Tagli alla sanità? Ai sostegni alle famiglie, alle pensioni? Agli ammortizzatori sociali? Oppure alla Difesa?

“Di pancia” vi direi partiamo per l’ultima, per i seguenti motivi:

1- Risparmio immediato (blocco di aggiornamenti, acquisti, espansioni).
2- Reinvestimento in attività sociali.
3- Riposizionamento dell’Italia nello scacchiere dei “BIG” – inutile continuare a fare la voce grossa quando il PIL langue.
4- Maggiori investimenti per la ricerca ad usi civili.

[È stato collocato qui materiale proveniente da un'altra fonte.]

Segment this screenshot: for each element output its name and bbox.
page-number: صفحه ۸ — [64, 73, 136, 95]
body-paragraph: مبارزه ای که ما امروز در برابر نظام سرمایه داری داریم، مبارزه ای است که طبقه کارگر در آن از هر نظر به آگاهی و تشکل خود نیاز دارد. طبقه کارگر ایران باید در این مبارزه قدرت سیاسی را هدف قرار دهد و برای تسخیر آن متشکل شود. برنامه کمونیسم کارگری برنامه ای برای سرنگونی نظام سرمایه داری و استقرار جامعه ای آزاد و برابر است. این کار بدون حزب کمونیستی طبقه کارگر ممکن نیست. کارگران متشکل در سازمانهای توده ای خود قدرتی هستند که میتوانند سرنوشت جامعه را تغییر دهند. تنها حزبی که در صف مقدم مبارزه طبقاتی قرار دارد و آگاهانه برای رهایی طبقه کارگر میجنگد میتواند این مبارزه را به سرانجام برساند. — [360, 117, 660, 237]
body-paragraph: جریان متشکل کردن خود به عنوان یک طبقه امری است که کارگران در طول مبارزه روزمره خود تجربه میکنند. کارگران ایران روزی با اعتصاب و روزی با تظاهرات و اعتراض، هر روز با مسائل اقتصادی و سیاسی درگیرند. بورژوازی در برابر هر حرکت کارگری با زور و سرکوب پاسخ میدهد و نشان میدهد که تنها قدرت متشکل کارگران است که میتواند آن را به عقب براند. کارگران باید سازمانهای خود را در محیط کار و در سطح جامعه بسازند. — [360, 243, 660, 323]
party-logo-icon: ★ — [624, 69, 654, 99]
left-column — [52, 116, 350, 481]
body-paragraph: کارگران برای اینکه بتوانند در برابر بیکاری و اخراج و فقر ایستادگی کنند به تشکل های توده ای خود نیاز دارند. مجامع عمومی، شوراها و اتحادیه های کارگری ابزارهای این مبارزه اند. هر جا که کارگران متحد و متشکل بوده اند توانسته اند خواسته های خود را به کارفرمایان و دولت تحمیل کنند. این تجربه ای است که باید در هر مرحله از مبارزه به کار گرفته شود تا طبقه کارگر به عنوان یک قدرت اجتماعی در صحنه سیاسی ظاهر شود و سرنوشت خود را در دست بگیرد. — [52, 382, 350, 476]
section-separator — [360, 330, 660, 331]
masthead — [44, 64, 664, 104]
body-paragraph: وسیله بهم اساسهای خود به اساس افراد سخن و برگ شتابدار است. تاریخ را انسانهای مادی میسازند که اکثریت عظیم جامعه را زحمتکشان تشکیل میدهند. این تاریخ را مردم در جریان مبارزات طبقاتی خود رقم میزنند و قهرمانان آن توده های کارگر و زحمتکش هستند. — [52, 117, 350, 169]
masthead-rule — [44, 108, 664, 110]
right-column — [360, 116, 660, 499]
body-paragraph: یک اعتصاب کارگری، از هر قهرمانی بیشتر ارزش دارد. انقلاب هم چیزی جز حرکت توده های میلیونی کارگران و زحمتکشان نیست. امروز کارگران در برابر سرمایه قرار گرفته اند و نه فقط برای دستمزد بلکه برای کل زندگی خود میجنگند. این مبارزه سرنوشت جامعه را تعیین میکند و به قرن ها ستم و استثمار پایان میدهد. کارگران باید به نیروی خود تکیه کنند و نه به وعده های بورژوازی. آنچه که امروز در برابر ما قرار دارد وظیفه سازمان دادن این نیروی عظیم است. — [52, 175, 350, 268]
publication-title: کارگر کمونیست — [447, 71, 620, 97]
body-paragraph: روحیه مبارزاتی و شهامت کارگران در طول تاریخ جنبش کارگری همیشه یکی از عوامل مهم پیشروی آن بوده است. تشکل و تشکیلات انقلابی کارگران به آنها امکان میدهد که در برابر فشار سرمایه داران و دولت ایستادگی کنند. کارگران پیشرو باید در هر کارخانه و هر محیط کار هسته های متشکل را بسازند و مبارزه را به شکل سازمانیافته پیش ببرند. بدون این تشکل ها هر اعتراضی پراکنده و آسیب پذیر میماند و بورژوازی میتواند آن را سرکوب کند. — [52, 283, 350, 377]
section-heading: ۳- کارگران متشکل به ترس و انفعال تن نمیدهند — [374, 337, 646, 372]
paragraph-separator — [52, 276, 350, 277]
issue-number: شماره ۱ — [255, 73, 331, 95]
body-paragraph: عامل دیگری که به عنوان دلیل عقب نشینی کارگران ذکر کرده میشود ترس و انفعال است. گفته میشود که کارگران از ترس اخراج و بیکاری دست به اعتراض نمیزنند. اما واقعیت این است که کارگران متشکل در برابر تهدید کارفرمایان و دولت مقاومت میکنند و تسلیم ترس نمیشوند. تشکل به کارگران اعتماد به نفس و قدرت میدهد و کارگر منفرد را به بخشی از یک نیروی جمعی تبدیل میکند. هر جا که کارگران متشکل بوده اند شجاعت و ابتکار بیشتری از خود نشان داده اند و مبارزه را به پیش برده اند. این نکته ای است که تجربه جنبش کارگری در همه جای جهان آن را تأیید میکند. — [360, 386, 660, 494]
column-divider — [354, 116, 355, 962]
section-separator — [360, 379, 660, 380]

Ma… sono settori redditizi al momento?

Usiamo un minimo d’approccio critico:

Dal rapporto annuale redato dalla PdcM, otteniamo i dati dell’Export 2010:

I valori riscontrati nel 2010, in termini numerici globali necessitano di una analisi specifica, in particolare si evidenzia il valore delle esportazioni definitive, per le quali è previsto il corrispettivo regolamento finanziario, pari a 2.906.288.705,85 (4.914.056.415,83) € (Tabella 1) ed un importo di autorizzazioni relative ai Programmi Intergovernativi pari a 345.430.573,38 (1.820.999.702,61) €.

Quindi esportiamo tre Miliardi di euro, che nel 2009 erano quasi cinque. Ovviamente vi sarà poi un valore enorme in contratti pluriennali di assistenza, ammodernamento, e tutto l’indotto che si viene a generare con le conseguenti ricadute economiche.

Quali alternative a questo business? Quali ricadute per il sistema difesa in caso di decomissioning del budget?